# Festplattenreceiveraufnahme als avi



## kar_sten (6. September 2007)

Hallo ich habe seit ein paar Monaten einen Festplattenreceiver. Dort kann ich auch einen Speicherstick einstecken und Aufnahmen auf diesen kopieren. Mache ich das und will mir diese dann am Computer anschauen, stellt sich dann heraus, dass sich eine Aufnahme aus vier Dateien zusammen setzt. Eine *.vix-Datei, eine *.vid-Datei, eine*.auxi-Datei und *.aud-Datei.

Wie kann ich daraus jetzt eine *.avi machen oder mir die Aufnahmen überhaupt angucken?


----------



## chmee (10. September 2007)

hilft immer weiter:

http://www.technisat.de/?site=service/download.php&produktID=1777&reload

Ist zum Konvertieren solcher Dateien in das Mpg-Format gedacht. Würde behaupten,
dass es kein Encodingvorgang ist, sondern nur ein Muxen und umbennenen.
Wenn es dann weiter transcodet werden soll, dann nimm halt VirtualDubMod.

mfg chmee


----------



## kar_sten (6. Oktober 2007)

Danke, mit der Software ist es möglich aus den bestehenden 4 Dateien eine *.mpg-Datei zu machen. Damit wäre mein Hauptproblem gelöst. Doch wie ich gesehen habe, soll es mit der Software auch möglich sein eine Verbindung mit dem Receiver aufzubauen, so dass ich die Videos über ein USB-Kabel direkt auf den PC übertragen kann (zur Zeit schließe ich eine externe Festplatte erst an den Receiver, dann an den PC).
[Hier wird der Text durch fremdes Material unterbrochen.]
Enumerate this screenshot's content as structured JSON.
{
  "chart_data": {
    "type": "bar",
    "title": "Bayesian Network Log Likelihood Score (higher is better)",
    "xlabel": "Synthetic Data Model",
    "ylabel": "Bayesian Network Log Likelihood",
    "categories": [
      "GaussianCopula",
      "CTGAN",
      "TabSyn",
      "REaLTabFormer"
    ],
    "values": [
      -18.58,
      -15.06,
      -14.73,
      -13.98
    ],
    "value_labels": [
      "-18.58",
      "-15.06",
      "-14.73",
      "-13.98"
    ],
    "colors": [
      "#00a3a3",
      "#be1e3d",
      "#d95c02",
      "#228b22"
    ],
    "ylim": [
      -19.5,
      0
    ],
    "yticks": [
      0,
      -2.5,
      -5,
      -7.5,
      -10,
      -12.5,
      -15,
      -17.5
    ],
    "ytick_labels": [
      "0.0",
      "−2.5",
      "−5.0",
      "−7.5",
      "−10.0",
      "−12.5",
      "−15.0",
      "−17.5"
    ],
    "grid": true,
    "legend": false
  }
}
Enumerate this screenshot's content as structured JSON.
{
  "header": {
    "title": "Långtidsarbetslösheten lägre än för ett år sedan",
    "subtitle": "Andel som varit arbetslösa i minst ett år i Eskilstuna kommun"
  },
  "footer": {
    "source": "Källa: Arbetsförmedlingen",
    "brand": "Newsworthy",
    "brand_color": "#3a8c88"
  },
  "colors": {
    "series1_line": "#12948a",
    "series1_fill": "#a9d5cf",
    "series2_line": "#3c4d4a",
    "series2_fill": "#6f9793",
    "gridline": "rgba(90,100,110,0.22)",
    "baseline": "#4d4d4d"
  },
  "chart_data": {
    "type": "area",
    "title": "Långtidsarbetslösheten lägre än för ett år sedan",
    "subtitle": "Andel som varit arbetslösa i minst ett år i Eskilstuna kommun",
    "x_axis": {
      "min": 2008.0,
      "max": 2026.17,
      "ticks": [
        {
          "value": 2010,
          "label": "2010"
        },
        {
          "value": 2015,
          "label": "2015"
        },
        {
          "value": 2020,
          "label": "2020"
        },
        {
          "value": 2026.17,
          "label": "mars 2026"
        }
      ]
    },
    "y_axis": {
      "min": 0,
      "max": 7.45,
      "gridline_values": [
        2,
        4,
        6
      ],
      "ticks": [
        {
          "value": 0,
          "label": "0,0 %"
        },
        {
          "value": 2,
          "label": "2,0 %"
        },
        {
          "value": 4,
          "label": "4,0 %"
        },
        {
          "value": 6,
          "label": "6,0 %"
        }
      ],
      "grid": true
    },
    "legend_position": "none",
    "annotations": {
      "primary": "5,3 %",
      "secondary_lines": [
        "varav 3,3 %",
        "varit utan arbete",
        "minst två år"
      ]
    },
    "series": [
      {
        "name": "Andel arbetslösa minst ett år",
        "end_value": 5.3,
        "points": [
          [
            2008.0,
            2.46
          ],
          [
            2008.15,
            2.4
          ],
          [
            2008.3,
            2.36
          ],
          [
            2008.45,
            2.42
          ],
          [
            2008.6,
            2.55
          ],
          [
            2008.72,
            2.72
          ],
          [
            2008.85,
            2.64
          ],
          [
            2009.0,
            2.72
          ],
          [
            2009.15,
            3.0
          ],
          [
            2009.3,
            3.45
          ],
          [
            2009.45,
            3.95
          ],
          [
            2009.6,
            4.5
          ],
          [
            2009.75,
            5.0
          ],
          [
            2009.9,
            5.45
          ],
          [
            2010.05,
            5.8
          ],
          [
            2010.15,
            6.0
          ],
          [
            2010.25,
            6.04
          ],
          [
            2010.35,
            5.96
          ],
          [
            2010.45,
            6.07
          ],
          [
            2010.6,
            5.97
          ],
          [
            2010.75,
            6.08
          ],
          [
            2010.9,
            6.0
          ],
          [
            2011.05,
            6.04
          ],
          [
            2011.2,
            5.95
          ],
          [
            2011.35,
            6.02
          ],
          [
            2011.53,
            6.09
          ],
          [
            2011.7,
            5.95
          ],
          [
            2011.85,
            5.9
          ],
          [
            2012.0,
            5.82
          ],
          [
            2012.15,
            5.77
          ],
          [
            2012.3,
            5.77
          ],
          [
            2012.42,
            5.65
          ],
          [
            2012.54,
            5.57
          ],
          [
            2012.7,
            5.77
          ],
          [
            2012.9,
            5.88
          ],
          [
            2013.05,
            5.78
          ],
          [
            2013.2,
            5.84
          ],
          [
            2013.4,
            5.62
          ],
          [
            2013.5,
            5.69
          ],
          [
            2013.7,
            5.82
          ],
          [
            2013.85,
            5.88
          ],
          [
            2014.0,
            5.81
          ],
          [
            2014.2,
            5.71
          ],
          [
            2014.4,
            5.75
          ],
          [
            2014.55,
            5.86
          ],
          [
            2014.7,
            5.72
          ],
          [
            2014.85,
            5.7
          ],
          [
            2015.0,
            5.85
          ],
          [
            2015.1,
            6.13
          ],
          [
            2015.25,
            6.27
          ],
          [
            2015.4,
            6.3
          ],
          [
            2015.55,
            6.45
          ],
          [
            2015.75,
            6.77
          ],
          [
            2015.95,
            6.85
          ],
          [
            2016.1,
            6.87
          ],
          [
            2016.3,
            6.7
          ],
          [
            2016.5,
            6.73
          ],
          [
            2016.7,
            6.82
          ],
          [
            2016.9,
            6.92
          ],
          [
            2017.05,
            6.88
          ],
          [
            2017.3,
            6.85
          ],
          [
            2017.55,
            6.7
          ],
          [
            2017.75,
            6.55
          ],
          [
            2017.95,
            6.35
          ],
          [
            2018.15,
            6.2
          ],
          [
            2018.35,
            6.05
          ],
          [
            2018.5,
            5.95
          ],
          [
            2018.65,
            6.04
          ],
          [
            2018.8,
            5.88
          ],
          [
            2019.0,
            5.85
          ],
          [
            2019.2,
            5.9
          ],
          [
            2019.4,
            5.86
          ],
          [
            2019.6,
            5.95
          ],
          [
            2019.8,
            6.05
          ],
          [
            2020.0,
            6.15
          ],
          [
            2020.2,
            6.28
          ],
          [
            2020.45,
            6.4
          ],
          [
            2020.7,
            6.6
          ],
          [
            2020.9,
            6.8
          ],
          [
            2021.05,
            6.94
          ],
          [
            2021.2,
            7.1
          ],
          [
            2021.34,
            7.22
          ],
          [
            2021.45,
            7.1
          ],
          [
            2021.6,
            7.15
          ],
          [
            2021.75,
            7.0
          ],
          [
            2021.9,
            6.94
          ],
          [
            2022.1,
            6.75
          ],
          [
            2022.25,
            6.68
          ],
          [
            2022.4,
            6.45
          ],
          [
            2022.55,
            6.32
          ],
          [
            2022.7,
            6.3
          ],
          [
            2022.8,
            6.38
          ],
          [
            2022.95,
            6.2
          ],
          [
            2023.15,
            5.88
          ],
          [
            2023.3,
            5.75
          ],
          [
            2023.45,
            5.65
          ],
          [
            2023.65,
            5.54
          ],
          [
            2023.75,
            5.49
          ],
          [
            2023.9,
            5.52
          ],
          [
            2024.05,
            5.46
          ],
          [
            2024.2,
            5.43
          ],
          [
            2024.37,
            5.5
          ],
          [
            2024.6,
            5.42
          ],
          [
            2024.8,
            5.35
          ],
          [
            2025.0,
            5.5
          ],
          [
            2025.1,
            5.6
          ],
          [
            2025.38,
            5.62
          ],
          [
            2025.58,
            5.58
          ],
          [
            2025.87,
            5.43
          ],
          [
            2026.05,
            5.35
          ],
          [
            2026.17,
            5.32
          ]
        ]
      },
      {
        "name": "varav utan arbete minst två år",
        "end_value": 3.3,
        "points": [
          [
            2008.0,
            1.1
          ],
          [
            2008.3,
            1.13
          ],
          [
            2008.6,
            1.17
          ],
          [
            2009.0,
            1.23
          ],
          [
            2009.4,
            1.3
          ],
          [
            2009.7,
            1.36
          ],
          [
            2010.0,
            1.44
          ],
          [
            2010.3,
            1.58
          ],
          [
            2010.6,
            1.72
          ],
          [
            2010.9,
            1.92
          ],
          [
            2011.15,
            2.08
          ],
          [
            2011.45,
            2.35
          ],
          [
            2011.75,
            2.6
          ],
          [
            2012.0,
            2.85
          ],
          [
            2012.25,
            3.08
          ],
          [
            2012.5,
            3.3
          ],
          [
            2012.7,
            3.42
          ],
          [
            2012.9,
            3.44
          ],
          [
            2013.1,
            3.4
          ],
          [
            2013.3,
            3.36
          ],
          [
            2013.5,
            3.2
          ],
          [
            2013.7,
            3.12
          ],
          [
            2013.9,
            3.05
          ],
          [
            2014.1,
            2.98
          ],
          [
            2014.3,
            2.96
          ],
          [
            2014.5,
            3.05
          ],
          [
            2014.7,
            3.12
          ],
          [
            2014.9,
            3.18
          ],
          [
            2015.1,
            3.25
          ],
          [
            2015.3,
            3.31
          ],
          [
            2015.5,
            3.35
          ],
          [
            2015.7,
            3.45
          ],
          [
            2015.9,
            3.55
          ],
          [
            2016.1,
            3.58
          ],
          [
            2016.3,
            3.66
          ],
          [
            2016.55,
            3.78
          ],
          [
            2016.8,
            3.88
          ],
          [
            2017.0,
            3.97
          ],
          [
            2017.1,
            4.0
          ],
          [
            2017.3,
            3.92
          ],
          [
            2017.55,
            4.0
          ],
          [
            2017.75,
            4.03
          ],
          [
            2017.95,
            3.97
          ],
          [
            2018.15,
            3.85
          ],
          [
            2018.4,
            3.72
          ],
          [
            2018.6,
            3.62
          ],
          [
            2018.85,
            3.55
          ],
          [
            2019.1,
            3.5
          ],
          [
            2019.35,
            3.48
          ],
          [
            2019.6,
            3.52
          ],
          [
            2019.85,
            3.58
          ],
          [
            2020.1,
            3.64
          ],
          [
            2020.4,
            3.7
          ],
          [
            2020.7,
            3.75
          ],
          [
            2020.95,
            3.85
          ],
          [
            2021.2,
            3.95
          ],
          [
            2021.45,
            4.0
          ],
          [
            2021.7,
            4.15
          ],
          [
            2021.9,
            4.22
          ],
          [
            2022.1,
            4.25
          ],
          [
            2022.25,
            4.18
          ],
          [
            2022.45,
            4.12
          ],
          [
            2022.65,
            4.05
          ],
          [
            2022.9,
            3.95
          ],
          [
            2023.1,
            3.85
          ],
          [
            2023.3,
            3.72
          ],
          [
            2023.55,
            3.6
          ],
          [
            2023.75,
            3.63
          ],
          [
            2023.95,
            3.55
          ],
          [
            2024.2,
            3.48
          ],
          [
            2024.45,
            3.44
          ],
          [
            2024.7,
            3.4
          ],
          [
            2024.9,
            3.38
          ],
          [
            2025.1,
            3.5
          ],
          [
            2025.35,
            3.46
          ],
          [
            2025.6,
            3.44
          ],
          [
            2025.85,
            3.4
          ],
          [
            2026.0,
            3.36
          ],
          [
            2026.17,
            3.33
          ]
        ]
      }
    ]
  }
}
Doch wenn ich in den USB-Ausgang des Receivers, in das normalerweise die Festplatte kommt, eine USB-Kabel stecke und das andere Ende in den PC (dazu habe ich mir extra ein spezielles USB-Kabel gekauft, das auf beiden Seiten den selben Ausgang hat), kann er trotzdem keinen Receiver sehen.

Wisst ihr woran das liegt?
Was soll ich tun?


----------